Some of you may succeed in creating relationships with your local bookstore. They might take your book on consignment, either because you're doing an event, promising to bring in lots of readers/buyers, or because you're local, and you're driving traffic to the store. This is fantastic, but it's typically limited to your neighborhood. Trying to get your book out in a larger capacity and through broader channels, you'll soon discover, is nearly impossible as a self-published author.

It's important to note that the main benefit of traditional distribution, truly, is with print books. Where ebooks are concerned, you can have a direct relationship with e-tailers, like Amazon, Kobo, Nook, and iTunes. I think that authors who are drinking the Amazon Kool-Aid are successfully publishing and selling ebooks, and they're happy as clams with their results, not relying much on print, and therefore not relying much on reviews, or sales reps, or points of sale, or bookscan numbers. Genre authors, for instance, love Amazon more than anyone -- because their books don't rely on traditional industry standards. They don't really need traditional distribution, because their readers are mostly online anyway, and they've often built up a bit of a fanbase by the time they break out. But it's notable that even Hugh Howey signed with Simon & Schuster to publish his print books, while retaining digital rights, due to how exponentially more effective traditional publishers (and publishers who have traditional distribution) are at getting print books out to retail outlets nationwide.

The authors we publish at She Writes Press are mostly novelists and memoirists, though not exclusively. They care about reviews, library sales, awards, and having their books available and easily accessible to bookstores. Not every author cares about these things, of course, but not having access to these things just creates more pain points for self-published authors. It's possible (and probable) that hybrid publishing will continue to grow in popularity as savvy authors realize that they need more effective distribution in order to be successful. And I welcome more hybrid options -- I really do.

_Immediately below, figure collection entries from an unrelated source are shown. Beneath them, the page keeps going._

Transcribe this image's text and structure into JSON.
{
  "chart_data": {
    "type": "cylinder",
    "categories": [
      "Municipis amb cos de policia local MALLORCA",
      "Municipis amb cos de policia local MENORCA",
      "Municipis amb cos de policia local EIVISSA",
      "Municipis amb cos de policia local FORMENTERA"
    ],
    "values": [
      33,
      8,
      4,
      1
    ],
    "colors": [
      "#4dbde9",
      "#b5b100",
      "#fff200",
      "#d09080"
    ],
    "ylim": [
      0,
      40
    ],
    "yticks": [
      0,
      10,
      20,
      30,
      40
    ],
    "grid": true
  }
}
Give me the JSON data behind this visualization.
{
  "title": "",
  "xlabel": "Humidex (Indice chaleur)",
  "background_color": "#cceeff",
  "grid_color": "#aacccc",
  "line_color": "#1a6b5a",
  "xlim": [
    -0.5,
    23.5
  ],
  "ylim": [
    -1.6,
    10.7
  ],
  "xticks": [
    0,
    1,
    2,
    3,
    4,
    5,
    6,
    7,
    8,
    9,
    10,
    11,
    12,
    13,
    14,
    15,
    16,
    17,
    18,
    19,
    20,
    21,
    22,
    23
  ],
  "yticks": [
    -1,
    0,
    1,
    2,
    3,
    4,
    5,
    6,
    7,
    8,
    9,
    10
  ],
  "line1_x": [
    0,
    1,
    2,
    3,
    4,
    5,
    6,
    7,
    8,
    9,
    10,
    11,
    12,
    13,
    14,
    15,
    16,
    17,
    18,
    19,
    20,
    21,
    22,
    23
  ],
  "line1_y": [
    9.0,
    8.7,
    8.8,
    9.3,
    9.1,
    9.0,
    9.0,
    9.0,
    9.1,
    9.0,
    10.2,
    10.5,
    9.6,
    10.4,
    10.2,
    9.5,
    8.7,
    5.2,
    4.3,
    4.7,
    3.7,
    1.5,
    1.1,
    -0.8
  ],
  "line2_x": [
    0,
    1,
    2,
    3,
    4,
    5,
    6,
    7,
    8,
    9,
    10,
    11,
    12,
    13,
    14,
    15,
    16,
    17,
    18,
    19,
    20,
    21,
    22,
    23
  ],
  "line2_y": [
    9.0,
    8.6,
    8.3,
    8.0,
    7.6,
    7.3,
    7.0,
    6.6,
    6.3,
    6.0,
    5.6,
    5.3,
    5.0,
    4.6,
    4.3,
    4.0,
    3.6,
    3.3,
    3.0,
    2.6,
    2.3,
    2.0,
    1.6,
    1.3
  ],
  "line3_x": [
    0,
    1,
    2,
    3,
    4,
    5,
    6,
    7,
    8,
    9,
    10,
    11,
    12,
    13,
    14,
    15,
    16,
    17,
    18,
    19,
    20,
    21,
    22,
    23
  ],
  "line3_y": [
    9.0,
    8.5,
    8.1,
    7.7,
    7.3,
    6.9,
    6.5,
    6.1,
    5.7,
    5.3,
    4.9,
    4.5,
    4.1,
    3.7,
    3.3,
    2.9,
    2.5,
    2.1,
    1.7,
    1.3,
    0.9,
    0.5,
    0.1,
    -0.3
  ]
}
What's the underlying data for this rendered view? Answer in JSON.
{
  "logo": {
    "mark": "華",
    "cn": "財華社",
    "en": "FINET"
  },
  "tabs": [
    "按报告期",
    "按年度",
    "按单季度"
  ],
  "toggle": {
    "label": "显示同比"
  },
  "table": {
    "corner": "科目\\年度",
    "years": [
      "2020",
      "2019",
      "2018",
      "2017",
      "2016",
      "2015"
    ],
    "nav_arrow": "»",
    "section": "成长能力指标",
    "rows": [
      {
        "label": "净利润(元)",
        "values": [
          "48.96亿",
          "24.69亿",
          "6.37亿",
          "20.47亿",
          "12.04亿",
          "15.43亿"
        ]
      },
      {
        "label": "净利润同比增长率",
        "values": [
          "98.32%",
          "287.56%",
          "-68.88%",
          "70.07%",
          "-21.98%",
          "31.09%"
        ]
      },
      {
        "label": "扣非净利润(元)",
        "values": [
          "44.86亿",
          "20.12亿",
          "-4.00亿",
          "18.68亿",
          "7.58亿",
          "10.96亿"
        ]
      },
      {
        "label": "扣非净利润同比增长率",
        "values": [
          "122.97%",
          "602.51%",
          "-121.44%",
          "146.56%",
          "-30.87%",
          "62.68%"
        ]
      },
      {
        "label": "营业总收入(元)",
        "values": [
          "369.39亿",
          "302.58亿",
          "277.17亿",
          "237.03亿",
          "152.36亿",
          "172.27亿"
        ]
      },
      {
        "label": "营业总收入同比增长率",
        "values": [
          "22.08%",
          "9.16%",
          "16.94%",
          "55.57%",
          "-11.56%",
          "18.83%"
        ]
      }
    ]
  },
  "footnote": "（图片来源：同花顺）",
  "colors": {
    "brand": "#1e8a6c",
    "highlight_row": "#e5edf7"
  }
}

And yet there's also a question as to how big traditional distribution companies can or will grow, and who they'll take on, and how this part of the business will expand and react to questions of quality. Right now the industry is divided between self-published authors and traditionally published authors. The in-between space is just a tiny fraction of published authors. We are fighting hard for legitimacy, which is a lot about fighting hard to have the same rights as traditionally published authors. Eventually, all self-published authors will be fighting for these rights, and the first barrier they'll need to break down will be distribution. It's probable that this will force distributors to make decisions about what qualifies publishers, or even individual publisher-authors, for distribution. The rise of self-publishing has created a glut of books, some fantastic and others sorely lacking.

The growing pains the industry faces truly have only just begun. Perhaps since review outlets are refusing to judge books based on merit (instead creating separate self-publishing review sections or barring self-published authors from submitting altogether), it will fall to the distribution side to create a solution that further levels the playing field, or possibly that forces authors to publish quality works in order to qualify for distribution. I don't know how exactly this will all play out, but let this be a challenge to authors everywhere both to insist on better distribution for their books, but also to demand of themselves that only work worthy of better distribution be published.